Au même moment, un dirigeant syndical dominicain se trouvait dans les locaux du Ministère du travail et a appris tout à fait par hasard que Nestlé était sur le point de fermer une usine, en violation flagrante des dispositions légales et des accords contraignants. Mais il était trop tard pour agir.

Les travailleurs ont été abasourdis par l’attitude de Nestlé, qui est allé jusqu’à faire venir des agents en uniforme, des ambulances et des infirmiers. Le personnel de ressources humaines avec, en tête, la directrice, Ana Isabel, a par ailleurs clairement fait savoir qu’il n’avait eu d’autre choix que d’accepter la liquidation.

Une usine fermée, un syndicat brisé, des droits violés, des existences détruites

Malgré la violation par Nestlé des dispositions de la convention collective concernant les licenciements, le Ministère du travail n’est pas intervenu, sans doute parce que Nestlé a laissé entendre qu’il pourrait engager une partie des travailleurs/euses licenciés/es dans les deux autres usines que l’entreprise possède en République dominicaine. Nestlé a publiquement annoncé qu’il a effectivement re-engagé des employés/es, mais en fait seuls des cadres et du personnel administratif ont été replacés ou aidés à trouver un nouvel emploi. Les travailleurs productifs syndiqués sont toujours au chômage.

Nestlé a également annoncé publiquement que les liquidations et autres prestations sont plus généreuses que celles prévue par la loi dominicaine, et affirme traiter ses employés/es avec dignité, conformément aux obligations et aux principes corporatifs de l’entreprise.
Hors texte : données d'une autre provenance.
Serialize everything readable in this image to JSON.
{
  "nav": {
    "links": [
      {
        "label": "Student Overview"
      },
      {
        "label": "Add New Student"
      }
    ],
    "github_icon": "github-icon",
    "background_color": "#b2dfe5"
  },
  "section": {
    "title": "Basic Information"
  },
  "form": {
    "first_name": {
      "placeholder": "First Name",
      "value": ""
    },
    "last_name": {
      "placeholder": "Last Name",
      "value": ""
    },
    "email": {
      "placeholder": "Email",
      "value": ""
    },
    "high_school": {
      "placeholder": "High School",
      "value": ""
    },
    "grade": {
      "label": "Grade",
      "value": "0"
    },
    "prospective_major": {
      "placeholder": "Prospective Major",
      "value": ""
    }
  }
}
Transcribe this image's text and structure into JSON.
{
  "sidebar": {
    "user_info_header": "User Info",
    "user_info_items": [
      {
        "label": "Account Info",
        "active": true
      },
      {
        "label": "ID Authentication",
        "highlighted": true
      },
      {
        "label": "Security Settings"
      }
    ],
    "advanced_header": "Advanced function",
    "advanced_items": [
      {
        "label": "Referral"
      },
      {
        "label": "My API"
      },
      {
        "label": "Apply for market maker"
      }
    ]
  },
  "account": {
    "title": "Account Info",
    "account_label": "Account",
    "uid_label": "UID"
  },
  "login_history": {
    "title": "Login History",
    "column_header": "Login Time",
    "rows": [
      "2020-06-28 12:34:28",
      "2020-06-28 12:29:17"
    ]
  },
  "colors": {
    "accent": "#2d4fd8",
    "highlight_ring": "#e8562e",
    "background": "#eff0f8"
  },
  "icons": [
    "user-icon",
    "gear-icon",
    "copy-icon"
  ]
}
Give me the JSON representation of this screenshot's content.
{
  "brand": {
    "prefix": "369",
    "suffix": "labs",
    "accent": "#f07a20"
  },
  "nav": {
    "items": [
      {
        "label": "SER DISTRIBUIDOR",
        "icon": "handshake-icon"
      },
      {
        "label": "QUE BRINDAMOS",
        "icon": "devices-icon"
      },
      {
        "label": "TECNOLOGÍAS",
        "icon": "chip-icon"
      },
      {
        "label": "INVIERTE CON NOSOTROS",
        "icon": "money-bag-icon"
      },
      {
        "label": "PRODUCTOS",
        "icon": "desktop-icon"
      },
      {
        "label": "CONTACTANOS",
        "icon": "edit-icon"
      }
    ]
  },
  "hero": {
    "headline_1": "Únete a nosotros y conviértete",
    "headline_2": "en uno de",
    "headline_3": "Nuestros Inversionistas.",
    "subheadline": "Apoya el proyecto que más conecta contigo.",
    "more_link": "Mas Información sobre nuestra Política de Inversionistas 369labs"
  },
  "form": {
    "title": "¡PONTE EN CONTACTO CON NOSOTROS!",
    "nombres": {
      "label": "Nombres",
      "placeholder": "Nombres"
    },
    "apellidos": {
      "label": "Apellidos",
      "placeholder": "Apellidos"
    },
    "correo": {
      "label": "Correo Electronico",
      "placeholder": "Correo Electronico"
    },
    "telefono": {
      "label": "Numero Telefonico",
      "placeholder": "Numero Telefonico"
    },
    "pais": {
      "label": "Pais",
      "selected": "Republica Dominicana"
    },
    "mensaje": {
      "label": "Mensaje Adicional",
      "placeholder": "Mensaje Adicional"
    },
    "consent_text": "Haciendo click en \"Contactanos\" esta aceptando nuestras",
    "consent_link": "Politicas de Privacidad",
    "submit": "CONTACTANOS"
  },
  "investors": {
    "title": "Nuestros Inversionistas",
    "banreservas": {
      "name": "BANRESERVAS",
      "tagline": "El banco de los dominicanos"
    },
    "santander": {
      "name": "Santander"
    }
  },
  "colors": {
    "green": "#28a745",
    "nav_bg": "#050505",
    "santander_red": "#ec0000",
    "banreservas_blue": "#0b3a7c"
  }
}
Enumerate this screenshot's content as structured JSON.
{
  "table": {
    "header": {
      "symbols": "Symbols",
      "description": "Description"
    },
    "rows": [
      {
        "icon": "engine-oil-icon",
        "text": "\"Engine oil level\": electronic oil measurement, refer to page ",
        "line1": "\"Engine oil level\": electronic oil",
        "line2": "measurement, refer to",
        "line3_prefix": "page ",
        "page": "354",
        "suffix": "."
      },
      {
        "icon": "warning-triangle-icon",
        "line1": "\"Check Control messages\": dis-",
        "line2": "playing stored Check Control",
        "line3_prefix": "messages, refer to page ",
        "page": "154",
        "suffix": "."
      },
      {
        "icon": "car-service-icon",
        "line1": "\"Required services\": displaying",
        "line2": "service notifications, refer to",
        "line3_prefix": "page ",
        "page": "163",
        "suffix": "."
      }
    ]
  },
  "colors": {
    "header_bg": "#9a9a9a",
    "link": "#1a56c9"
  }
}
La version des travailleurs/euses est cependant tout autre, comme il ressort des témoignages des travailleurs syndiqués recueillis par UITA Amérique latine et publiés sur le site web en espagnol, portugais et anglais:

"Nestlé est inhumain"
Rosa Iris Reyes: "Le jour où ils ont fermé l’usine, ça grouillait de policiers. Ils nous ont entourés d’une barrière, comme si nous étions des délinquants. Ça a vraiment été terrible. La situation économique de ce pays est catastrophique. Elle empire de jour en jour, alors apprendre qu’on avait perdu notre emploi, ça a été un coup terrible." Elle a eu une fausse-couche quatre jours après la fermeture de l’usine.

"Nestlé a fait preuve d’ingratitude envers ce pays et ses travailleurs"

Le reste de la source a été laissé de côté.